Sunday 24 June 2018

Features of PPF accounts

It is not necessary that all employers provide their employees with a Provident Fund; a percentage of money deducted from an employee’s salary and matched by the employer, which serves as a saving. Small business owners and self-employed businessmen must make provisions to save money for retirement and a good way to put away some money for the future is to open a Public Provident Fund Account, which serves as a great investment vehicle for your retirement savings.

What are the features of PPF investment account?

There are a few basic features of the PPF account that you must be aware of.

Tenure: PPF investment account is a 15 year product which comes with a lock in period of 16 years. You cannot count the first year of investment in the maturity period. So if you made your first PPF investment in 2018, your account will mature in 2034.

Deposit limits: You must invest a minimum of ₹500/- per annum, where the maximum investment limit per annum is ₹150,000/- in a financial year. The deposit can be made monthly or in a single shot anytime during the financial year. Furthermore, you can open your PPF investment account with an initial deposit of only ₹100/-

Rate of interest: Earlier, the government used to offer a fixed rate of interest for the entire tenure of the account, however as per new RBI guidelines, the government declares a new rate of interest every quarter.

Account holders: At any given time, an individual is permitted to hold only one PPF account.  A salaried or self-employed individual can open this account but no Hindu Undivided family or association is permitted to open it. Furthermore, an individual can open a joint account with a minor provided he/she is a parent/guardian but not a grand-parent.

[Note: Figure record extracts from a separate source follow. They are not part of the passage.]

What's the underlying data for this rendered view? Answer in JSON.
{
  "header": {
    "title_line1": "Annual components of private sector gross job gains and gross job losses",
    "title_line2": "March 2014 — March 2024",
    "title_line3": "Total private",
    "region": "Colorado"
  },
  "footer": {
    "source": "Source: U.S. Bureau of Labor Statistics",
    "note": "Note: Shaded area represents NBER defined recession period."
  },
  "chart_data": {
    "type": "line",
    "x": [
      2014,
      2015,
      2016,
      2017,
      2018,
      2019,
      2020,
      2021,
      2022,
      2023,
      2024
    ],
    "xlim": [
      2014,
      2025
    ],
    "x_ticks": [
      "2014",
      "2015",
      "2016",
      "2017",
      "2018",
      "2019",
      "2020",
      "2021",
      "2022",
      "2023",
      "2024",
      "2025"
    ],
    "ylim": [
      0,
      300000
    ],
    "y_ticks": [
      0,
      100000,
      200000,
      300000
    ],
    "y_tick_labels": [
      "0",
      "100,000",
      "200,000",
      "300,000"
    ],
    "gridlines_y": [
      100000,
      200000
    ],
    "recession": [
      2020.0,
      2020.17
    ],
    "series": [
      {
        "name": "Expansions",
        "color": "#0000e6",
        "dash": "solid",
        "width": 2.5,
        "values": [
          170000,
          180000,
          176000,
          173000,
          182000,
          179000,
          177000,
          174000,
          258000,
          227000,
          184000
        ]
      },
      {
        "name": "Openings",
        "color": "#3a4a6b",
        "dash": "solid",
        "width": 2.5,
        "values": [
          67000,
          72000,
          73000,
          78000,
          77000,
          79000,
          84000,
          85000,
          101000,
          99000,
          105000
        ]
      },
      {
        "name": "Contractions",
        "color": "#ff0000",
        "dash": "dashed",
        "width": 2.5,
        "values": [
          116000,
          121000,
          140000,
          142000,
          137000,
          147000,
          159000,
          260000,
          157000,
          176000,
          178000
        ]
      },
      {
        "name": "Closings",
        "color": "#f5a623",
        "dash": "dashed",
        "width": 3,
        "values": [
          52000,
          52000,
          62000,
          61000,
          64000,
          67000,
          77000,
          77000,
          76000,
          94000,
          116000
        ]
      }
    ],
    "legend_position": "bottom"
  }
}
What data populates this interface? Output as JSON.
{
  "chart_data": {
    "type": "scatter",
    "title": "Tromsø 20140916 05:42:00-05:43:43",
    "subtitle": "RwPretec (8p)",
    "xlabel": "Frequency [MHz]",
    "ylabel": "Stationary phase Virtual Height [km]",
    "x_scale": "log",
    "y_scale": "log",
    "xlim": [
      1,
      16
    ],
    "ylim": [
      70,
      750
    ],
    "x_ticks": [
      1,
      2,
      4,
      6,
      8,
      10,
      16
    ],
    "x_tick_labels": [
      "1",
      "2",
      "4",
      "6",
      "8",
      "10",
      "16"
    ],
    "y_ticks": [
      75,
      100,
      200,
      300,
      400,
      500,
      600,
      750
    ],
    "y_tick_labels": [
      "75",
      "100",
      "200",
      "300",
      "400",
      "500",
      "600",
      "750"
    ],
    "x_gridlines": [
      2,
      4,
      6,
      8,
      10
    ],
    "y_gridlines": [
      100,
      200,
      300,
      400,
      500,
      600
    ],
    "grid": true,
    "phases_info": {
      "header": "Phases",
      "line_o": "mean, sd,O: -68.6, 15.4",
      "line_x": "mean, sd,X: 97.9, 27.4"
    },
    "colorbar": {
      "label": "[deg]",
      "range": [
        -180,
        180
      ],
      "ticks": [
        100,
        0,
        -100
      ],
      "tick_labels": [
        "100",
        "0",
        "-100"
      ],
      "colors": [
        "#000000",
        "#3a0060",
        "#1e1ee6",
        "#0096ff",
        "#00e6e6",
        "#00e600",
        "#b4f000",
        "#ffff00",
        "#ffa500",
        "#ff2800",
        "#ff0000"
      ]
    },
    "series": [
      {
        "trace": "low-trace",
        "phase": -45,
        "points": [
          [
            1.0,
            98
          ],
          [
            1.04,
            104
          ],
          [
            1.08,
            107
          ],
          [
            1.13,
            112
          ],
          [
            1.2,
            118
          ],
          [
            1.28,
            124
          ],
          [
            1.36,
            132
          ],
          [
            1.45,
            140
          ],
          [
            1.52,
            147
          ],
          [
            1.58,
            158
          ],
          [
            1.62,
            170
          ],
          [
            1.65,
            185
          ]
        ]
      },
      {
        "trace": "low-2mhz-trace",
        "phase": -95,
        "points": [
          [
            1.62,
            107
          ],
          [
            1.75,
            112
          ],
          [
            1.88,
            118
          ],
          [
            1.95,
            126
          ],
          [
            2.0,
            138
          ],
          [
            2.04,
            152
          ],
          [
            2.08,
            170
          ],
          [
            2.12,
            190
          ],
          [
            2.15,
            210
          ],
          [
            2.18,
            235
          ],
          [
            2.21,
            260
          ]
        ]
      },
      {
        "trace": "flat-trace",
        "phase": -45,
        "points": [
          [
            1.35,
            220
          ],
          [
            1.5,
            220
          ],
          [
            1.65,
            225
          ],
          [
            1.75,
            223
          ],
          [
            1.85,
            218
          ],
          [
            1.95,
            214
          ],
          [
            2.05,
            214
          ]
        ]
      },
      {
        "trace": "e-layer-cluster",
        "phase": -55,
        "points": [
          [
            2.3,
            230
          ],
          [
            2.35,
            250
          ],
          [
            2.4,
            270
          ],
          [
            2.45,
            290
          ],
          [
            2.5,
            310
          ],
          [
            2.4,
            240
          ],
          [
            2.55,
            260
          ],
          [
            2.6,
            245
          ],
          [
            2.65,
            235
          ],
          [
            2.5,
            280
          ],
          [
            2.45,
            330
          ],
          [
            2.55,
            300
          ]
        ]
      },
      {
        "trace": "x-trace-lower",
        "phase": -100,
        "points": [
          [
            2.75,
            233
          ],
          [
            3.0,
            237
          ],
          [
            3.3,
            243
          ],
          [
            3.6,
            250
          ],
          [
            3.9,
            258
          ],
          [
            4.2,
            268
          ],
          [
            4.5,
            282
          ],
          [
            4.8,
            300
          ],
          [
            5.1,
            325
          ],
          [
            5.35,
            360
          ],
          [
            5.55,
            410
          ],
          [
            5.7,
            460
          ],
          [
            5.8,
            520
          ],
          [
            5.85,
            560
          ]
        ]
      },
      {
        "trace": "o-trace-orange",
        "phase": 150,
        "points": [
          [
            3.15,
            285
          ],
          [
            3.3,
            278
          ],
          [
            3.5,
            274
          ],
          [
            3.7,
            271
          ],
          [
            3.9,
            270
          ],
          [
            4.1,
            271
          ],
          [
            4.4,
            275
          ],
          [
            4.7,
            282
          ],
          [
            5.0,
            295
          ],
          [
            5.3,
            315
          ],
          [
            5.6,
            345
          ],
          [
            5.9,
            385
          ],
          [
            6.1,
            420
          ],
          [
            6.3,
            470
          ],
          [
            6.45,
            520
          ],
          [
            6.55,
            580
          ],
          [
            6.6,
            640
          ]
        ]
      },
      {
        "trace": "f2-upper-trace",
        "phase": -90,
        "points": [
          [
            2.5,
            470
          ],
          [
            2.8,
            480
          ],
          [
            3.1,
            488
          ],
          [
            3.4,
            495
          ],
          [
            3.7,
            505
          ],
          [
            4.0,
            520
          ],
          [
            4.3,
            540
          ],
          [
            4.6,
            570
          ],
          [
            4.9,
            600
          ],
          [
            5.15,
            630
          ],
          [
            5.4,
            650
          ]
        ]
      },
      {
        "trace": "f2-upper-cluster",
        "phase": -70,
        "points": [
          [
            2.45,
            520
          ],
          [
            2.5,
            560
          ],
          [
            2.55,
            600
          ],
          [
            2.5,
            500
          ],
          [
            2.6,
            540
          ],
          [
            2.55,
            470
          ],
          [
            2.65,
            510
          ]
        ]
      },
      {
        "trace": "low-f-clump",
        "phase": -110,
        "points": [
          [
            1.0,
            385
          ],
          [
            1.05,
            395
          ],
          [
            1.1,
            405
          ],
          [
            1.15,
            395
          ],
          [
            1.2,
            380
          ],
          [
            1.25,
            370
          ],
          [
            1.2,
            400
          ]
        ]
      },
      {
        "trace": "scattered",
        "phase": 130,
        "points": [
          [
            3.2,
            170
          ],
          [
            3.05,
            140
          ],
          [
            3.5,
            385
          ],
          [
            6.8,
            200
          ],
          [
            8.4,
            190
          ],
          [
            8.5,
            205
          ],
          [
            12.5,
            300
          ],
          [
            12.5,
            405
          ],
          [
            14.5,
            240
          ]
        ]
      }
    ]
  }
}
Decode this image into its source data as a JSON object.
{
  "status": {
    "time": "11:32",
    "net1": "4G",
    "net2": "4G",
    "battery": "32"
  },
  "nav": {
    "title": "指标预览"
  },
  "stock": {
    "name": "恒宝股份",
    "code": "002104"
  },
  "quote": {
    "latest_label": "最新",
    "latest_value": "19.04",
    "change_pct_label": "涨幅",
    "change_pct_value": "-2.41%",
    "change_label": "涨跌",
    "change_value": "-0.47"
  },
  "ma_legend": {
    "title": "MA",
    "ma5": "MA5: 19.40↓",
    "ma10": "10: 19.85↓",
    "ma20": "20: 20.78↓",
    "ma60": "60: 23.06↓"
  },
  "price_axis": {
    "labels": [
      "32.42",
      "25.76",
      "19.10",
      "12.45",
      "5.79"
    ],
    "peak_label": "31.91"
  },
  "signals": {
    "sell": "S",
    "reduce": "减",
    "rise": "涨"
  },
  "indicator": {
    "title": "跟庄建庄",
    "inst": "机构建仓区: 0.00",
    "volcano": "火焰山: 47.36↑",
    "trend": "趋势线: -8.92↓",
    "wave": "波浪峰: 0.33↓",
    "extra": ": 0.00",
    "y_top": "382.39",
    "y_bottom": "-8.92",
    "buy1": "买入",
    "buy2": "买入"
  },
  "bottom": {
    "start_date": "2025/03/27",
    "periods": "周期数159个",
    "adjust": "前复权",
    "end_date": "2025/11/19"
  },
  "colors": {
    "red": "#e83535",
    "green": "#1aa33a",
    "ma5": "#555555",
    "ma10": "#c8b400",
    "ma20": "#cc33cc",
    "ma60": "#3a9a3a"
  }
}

Besides, opening an account with a minor, PPF accounts cannot be opened as joint accounts. NRIs are also not allowed to hold these accounts.

Premature withdrawal: Most people are unimpressed by the 15 year lock-in period and so they avoid investing in the PPF scheme. However there are provisions for pre-mature withdrawal with PPF. You can make partial withdrawals from your account during financial crises. Withdrawals from the account are permitted after 7 years and you can withdraw money from the account once a year.

Loan on PPF: Between the 3rd and 6th year, you can apply for a loan against the money accumulated in your account. Loans can be availed amounting to a maximum of 25% of the balance in your account.
Discontinued accounts: Depositing a minimum amount of ₹500/- per annum in your account is mandatory. If you fail to do so, your account will be deemed as discontinued. However the interest on your account will continue to accrue. In case you miss depositing the minimum account in a given financial year, you can pay a penalty fee of ₹50/- for every year you defaulted plus subscription arrears of ₹500/- per financial year to regularize your account.